Cezayirli siyasetçi, eski Cumhurbaşkanı Abdulaziz Buteflika döneminde (1999-2019) askıya alınan "Fransız sömürgesini suç sayan" yasa tasarısının yeniden önünün açılması ve iki ülke arasındaki ekonomik ve ticari ilişkilerin gözden geçirilmesi çağrısında bulundu.

Kamuoyunun tepkisi

Macron'un açıklamalarına sokaktaki Cezayirliler de tepki gösterdi. Ülkesinin Macron'un iç işlerine müdahalesine ihtiyacı olmadığına dikkati çeken Muhammed Bulam, "Macron, 2017'de Fransız sömürgeciliğinin Cezayir'de işlediği suçlardan bahsederken kendisiyle çelişiyor." dedi.

Cezayir Cumhurbaşkanı Abdulmecid Tebbun'un Macron'un açıklamalarına yanıt olarak Paris büyükelçisini istişarelerde bulunmak için geri çağırdığını anımsatan Abdulgani Ferdi, "Cezayir egemen bir ülke, artık Fransa'nın bir sömürgesi değil. Fransızların Cezayir'deki sömürge döneminde işledikleri suçlardan yargılanması gerekiyor." diye konuştu.

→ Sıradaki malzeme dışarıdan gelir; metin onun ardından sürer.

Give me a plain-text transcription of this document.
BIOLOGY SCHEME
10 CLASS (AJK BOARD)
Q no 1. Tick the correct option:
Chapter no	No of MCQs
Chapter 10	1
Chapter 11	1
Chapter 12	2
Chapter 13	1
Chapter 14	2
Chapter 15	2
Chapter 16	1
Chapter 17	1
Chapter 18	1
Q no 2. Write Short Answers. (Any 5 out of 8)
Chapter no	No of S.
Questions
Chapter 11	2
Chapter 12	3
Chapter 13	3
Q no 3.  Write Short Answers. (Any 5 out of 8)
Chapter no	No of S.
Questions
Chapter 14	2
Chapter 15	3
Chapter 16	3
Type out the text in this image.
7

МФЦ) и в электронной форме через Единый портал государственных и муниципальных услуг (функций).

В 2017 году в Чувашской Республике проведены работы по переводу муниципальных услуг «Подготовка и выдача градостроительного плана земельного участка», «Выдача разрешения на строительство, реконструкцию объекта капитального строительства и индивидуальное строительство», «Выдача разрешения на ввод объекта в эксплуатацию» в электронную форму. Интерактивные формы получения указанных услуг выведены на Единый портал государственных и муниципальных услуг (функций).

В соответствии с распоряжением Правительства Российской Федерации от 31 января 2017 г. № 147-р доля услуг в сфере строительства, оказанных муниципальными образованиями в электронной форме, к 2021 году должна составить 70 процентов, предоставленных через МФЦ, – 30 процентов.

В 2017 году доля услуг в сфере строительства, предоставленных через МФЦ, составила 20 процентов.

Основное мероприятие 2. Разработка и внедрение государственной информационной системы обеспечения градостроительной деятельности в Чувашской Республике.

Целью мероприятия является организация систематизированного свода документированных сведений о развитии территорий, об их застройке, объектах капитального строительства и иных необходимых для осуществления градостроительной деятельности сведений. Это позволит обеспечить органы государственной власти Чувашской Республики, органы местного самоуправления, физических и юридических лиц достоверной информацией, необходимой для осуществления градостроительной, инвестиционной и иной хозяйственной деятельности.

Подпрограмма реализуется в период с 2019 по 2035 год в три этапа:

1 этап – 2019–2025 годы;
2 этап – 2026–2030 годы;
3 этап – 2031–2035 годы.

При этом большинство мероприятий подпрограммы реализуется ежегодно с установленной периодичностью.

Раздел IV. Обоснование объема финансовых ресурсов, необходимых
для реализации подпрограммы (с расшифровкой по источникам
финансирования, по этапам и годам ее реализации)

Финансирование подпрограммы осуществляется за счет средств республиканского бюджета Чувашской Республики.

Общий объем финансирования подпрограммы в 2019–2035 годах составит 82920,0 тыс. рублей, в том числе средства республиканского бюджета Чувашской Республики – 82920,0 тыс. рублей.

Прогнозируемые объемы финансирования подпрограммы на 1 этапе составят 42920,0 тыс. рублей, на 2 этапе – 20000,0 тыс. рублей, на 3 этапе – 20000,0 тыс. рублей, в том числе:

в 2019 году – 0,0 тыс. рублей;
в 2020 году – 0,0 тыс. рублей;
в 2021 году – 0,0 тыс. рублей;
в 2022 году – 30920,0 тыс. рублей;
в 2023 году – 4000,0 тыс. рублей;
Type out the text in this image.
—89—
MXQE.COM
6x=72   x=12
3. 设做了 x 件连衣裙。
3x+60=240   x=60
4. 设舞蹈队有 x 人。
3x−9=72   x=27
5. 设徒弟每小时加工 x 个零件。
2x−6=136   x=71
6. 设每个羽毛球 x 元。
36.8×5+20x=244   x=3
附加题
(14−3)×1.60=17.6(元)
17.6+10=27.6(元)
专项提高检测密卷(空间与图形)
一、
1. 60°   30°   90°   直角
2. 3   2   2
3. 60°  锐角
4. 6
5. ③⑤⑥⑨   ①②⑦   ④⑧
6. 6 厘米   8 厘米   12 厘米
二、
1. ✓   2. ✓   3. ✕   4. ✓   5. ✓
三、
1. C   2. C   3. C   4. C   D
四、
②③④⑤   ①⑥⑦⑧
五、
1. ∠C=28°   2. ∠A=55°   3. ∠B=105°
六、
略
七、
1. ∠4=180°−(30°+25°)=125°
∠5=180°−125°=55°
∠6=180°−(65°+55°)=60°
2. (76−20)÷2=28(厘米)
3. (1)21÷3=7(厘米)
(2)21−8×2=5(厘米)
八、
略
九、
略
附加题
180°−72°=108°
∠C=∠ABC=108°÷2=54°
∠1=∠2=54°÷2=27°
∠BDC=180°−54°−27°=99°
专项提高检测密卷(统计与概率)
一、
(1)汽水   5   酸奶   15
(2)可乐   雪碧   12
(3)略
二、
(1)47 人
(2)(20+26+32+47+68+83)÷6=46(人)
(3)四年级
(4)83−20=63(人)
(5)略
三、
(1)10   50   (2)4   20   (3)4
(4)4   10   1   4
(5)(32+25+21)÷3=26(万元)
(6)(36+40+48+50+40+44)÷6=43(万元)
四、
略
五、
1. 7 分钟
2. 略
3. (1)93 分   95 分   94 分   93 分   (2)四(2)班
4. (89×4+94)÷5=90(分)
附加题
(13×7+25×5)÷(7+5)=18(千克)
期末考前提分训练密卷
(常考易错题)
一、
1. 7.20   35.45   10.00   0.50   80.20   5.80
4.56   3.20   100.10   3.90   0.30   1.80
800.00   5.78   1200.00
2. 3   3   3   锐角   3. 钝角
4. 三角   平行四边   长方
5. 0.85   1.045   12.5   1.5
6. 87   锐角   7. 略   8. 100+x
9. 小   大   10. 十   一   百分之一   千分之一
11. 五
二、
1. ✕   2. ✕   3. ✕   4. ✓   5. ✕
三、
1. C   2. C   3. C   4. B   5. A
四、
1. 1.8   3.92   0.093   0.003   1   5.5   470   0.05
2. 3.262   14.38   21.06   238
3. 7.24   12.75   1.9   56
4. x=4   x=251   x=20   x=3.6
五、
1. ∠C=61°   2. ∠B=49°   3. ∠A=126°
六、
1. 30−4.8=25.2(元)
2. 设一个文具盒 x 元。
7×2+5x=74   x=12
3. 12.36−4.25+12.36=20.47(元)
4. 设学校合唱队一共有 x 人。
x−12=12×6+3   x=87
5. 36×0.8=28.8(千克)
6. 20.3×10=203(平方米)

Bir başka Cezayirli Nureddin Abdi ise Macron'un açıklamalarının Fransa'da 2022 cumhurbaşkanlığı seçimlerinin yaklaşması kapsamında değerlendirilmesi gerektiği görüşünü dile getirdi. Abdi, "Macron, ikinci dönem cumhurbaşkanlığı görevi arayışında, bu açıklamalarla seçmen kazanmaya çalışıyor." dedi.